At COP23, governments are convening to discuss next steps for implementation of the Paris Agreement, which aims to achieve net-zero global greenhouse gas emissions by mid-century. To accomplish that, world leaders must establish more aggressive emissions reduction targets — now.
But governments cannot do it alone. The private sector also has a crucial role to play, particularly now in the wake of the U.S. withdrawal from the Paris Agreement.
In the months leading up to the withdrawal from the climate accord, Walmart signed an open letter encouraging continued participation in the Paris Agreement. The reason is simple: like many business leaders, Walmart understands that embracing renewable energy and other climate solutions can foster growth and cut costs at the same time.
It’s already happening. America’s fledgling renewable energy economy employs 3.3 million people — more than the entire U.S. fossil fuel industry. The growth of the solar and wind industries is particularly impressive; the two industries are churning out new jobs at a rate 12 times faster than the U.S. economy overall.
Early adopters are also seeing significant savings. Last year, companies that set climate targets collectively saved $3.7 billion (PDF).
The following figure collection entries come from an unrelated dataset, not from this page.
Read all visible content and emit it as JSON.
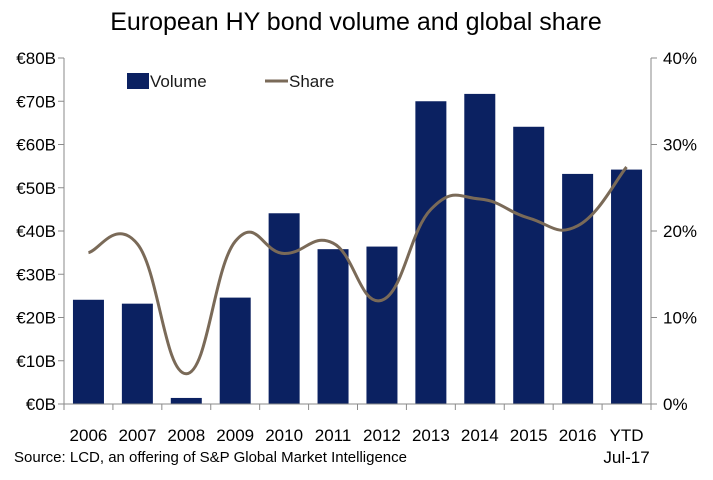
{
  "chart_data": {
    "type": "bar",
    "title": "European HY bond volume and global share",
    "categories": [
      "2006",
      "2007",
      "2008",
      "2009",
      "2010",
      "2011",
      "2012",
      "2013",
      "2014",
      "2015",
      "2016",
      "YTD Jul-17"
    ],
    "category_lines": [
      [
        "2006"
      ],
      [
        "2007"
      ],
      [
        "2008"
      ],
      [
        "2009"
      ],
      [
        "2010"
      ],
      [
        "2011"
      ],
      [
        "2012"
      ],
      [
        "2013"
      ],
      [
        "2014"
      ],
      [
        "2015"
      ],
      [
        "2016"
      ],
      [
        "YTD",
        "Jul-17"
      ]
    ],
    "series": [
      {
        "name": "Volume",
        "type": "bar",
        "axis": "left",
        "color": "#0b2161",
        "values": [
          24.1,
          23.2,
          1.4,
          24.6,
          44.1,
          35.8,
          36.4,
          70.0,
          71.7,
          64.1,
          53.2,
          54.2
        ]
      },
      {
        "name": "Share",
        "type": "line",
        "axis": "right",
        "color": "#7a6a58",
        "values": [
          17.5,
          18.5,
          3.5,
          18.8,
          17.4,
          18.6,
          12.0,
          22.5,
          23.7,
          21.5,
          20.6,
          27.4
        ]
      }
    ],
    "y_left": {
      "ylim": [
        0,
        80
      ],
      "ticks": [
        0,
        10,
        20,
        30,
        40,
        50,
        60,
        70,
        80
      ],
      "tick_labels": [
        "€0B",
        "€10B",
        "€20B",
        "€30B",
        "€40B",
        "€50B",
        "€60B",
        "€70B",
        "€80B"
      ]
    },
    "y_right": {
      "ylim": [
        0,
        40
      ],
      "ticks": [
        0,
        10,
        20,
        30,
        40
      ],
      "tick_labels": [
        "0%",
        "10%",
        "20%",
        "30%",
        "40%"
      ]
    },
    "grid": false,
    "legend": {
      "position": "top-left",
      "entries": [
        "Volume",
        "Share"
      ]
    }
  },
  "source_note": "Source: LCD, an offering of S&P Global Market Intelligence"
}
That’s just scratching the surface: According to a joint study by WWF and the CDP (formerly the Carbon Disclosure Project), businesses that begin cutting emissions now, and average 3 percent reductions a year, could save a staggering $780 billion over the next decade.
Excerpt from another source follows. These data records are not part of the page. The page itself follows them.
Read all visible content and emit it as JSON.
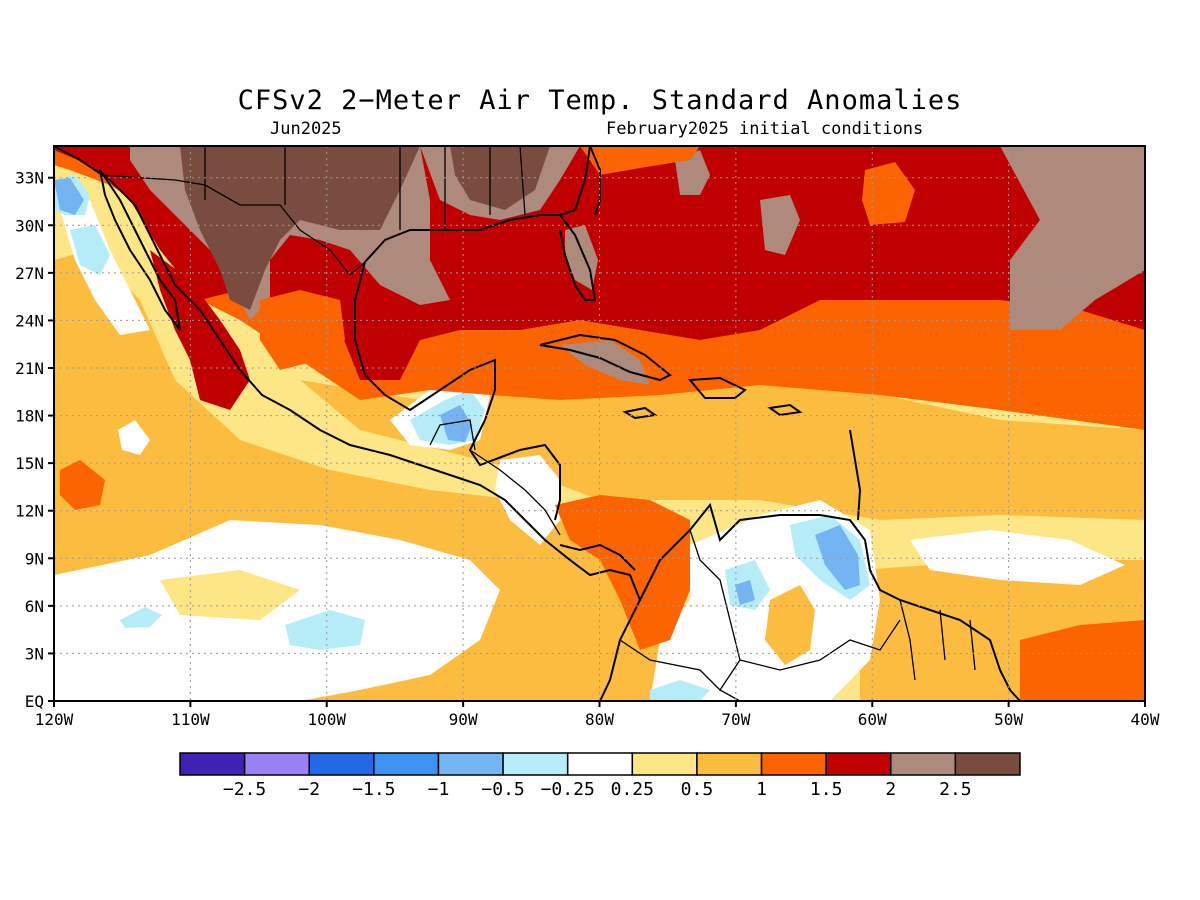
{
  "title": "CFSv2 2−Meter Air Temp. Standard Anomalies",
  "subtitle_left": "Jun2025",
  "subtitle_right": "February2025 initial conditions",
  "map": {
    "lat_range": [
      0,
      35
    ],
    "lon_range": [
      -120,
      -40
    ],
    "lat_ticks": [
      {
        "value": 33,
        "label": "33N"
      },
      {
        "value": 30,
        "label": "30N"
      },
      {
        "value": 27,
        "label": "27N"
      },
      {
        "value": 24,
        "label": "24N"
      },
      {
        "value": 21,
        "label": "21N"
      },
      {
        "value": 18,
        "label": "18N"
      },
      {
        "value": 15,
        "label": "15N"
      },
      {
        "value": 12,
        "label": "12N"
      },
      {
        "value": 9,
        "label": "9N"
      },
      {
        "value": 6,
        "label": "6N"
      },
      {
        "value": 3,
        "label": "3N"
      },
      {
        "value": 0,
        "label": "EQ"
      }
    ],
    "lon_ticks": [
      {
        "value": -120,
        "label": "120W"
      },
      {
        "value": -110,
        "label": "110W"
      },
      {
        "value": -100,
        "label": "100W"
      },
      {
        "value": -90,
        "label": "90W"
      },
      {
        "value": -80,
        "label": "80W"
      },
      {
        "value": -70,
        "label": "70W"
      },
      {
        "value": -60,
        "label": "60W"
      },
      {
        "value": -50,
        "label": "50W"
      },
      {
        "value": -40,
        "label": "40W"
      }
    ],
    "gridlines": "dotted"
  },
  "colorbar": {
    "colors": [
      "#3f22b3",
      "#9b80f5",
      "#2468e6",
      "#3f93f0",
      "#75b4f2",
      "#b5ecf8",
      "#ffffff",
      "#fde685",
      "#fbbc40",
      "#fb6400",
      "#c00000",
      "#ae8a7c",
      "#7a4c40"
    ],
    "labels": [
      "−2.5",
      "−2",
      "−1.5",
      "−1",
      "−0.5",
      "−0.25",
      "0.25",
      "0.5",
      "1",
      "1.5",
      "2",
      "2.5"
    ]
  },
  "colors": {
    "white": "#ffffff",
    "light_yellow": "#fde685",
    "orange_light": "#fbbc40",
    "orange": "#fb6400",
    "red": "#c00000",
    "brown_light": "#ae8a7c",
    "brown_dark": "#7a4c40",
    "cyan_light": "#b5ecf8",
    "blue_light": "#75b4f2",
    "blue": "#3f93f0"
  }
}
Walmart already has saved $1 billion from doubling the efficiency of its fleet from 2005 to 2015. It’s part of a broader effort to cut greenhouse gas (GHG) emissions from its facilities and supply chain.
That is why the world’s largest retailer has launched an ambitious new initiative, Project Gigaton, designed to encourage suppliers to reduce emissions by 1 gigaton (1 billion tons) by 2030. For context, that’s equivalent to taking more than 211 million passenger vehicles off U.S. roads for a year.
WWF advised Walmart on Project Gigaton’s design and has joined with the Environmental Defense Fund, the Nature Conservancy, Conservational International and other groups to encourage suppliers to join in the effort.